Thursday, July 23, 2020

If scrapes and scabs could talk ~ July 19, 1991

David Heiller

If six-year-old bodies could talk, they would have plenty to say about vacations. Take Malika’s nose. The freckles are finally starting to show through the scab there. For a while, it looked as if someone had peeled it like a banana.
Swingset gymnastics at the old Brownsville school.
Mollie had been performing stunts on the swings at the school grounds. She would grab the ropes and lift herself out of the swing, then rotate backwards until she was facing the ground, like a gymnast.
Disaster came one afternoon when she let go while in this position.

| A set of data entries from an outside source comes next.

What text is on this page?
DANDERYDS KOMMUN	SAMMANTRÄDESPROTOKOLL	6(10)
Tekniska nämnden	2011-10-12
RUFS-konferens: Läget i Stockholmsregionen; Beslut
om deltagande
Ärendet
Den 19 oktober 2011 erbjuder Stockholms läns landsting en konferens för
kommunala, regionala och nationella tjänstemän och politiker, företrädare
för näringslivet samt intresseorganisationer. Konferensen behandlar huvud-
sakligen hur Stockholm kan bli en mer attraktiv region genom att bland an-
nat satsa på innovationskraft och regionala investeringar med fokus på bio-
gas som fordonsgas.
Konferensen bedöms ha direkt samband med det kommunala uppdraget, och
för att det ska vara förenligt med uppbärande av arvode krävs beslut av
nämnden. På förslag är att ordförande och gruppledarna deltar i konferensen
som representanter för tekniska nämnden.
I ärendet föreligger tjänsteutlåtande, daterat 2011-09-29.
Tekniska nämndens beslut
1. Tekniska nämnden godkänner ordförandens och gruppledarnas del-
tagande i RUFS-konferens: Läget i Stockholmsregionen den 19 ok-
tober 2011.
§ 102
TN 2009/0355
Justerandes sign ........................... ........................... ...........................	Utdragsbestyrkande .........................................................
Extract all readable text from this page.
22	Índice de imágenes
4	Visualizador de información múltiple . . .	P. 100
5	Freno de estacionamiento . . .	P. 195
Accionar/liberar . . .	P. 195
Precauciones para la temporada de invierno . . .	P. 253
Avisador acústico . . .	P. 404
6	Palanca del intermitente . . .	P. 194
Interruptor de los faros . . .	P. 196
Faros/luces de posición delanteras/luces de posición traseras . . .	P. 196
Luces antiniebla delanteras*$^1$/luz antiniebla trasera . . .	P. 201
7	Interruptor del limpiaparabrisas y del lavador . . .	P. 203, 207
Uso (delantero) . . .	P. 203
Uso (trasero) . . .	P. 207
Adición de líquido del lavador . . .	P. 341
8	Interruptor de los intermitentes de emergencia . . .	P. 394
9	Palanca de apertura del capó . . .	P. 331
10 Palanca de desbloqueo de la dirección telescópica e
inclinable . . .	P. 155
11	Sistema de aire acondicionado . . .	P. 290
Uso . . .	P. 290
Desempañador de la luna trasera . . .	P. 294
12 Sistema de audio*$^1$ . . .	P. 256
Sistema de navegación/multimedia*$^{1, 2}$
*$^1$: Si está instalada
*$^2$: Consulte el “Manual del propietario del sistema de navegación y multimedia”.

I could hear her crying a block away, where I was cutting weeds in the backyard. Her face looked like someone had hit it with a mud pie: a coat of dirt ran in a circle from forehead to chin. Her nose wasn’t broken, but oh, what a scab. Yet she was back at the park the next day. Playgrounds have a way of making you forget about a few scabs.
If bodies could talk, you’d hear grumbling from Mollie’s shoulder and knees too, from a spill off her bike. She had only been riding a two-wheeler for three weeks, and was doing quite well, except for a minor detail of not using her brakes. She used the Fred Flintstone braking method of dragging her feet until stopped.
Malika, always happily daring,
on her ten mile + huge fall, bike ride.

 I am so pleased to say that Ms. Malika
mastered biking and still loves it today!
We were on a 10-mile leg of a beautiful bike trail from Fountain to Lanesboro, Minnesota. All was fine until we came to a steep hill, with an 80-degree turn at the bottom. Mollie went down with her hands frozen to the handlebars and her hair stuck out from the back of her head by the stiff breeze and an even stiffer fear. I know she was scared, because I was scared just watching her, the way you feel when you can see an acci­dent coming but are powerless to stop it.
If yells could have slowed her, she would have stopped. “Use your brakes, use your brakes!” I shouted, as she disappeared in front of me. I found her at the bottom, off the trail, in the weeds, under her bike. She had gone straight when the trail had turned.
The Brownsville vacation David,
his mom, Malika and Noah, 1991.
 Malika's scabs don't show here!
Her shoulder and knee had bad scrapes, but otherwise she was fine. I guess parents always fear the worst. She was shook up and crying, but not too much that she couldn’t get back on her bike and finish the 10-mile trip. Bike trails have a way of making you forget about a few scrapes.
Then there’s the poison ivy. Mollie must have picked it up on our hike to Crooked Creek. We were so busy looking for rattlesnakes that we ignored the more common dangers. Cindy and I used to make this hike before we had kids, with Crooked Creek the perfect half-way point for a skinny dip. But this time, a herd of cows upstream had muddied the stream, so I just car­ried everyone across, and we hiked and pic­nicked on.
A poison ivy rash bubbled up on Mollie’s leg that evening, and spread to her other leg the next day. She was told not to itch it, but still it spread. Mollie was worried at first, but she soon accepted it, and now points it out to us proudly. Like her scrapes and scabs, it was another red badge of courage, and a sign of a well-spent vacation.
Playgrounds, bike rides, and hikes are only the half of it. Mix in a banjo, some old friends, a swim in the river, a stringer full of sunnies, a family reunion, and a grandmother who en­joyed it as much as we did, and you’ll have the best vacation imaginable. Scrapes and all.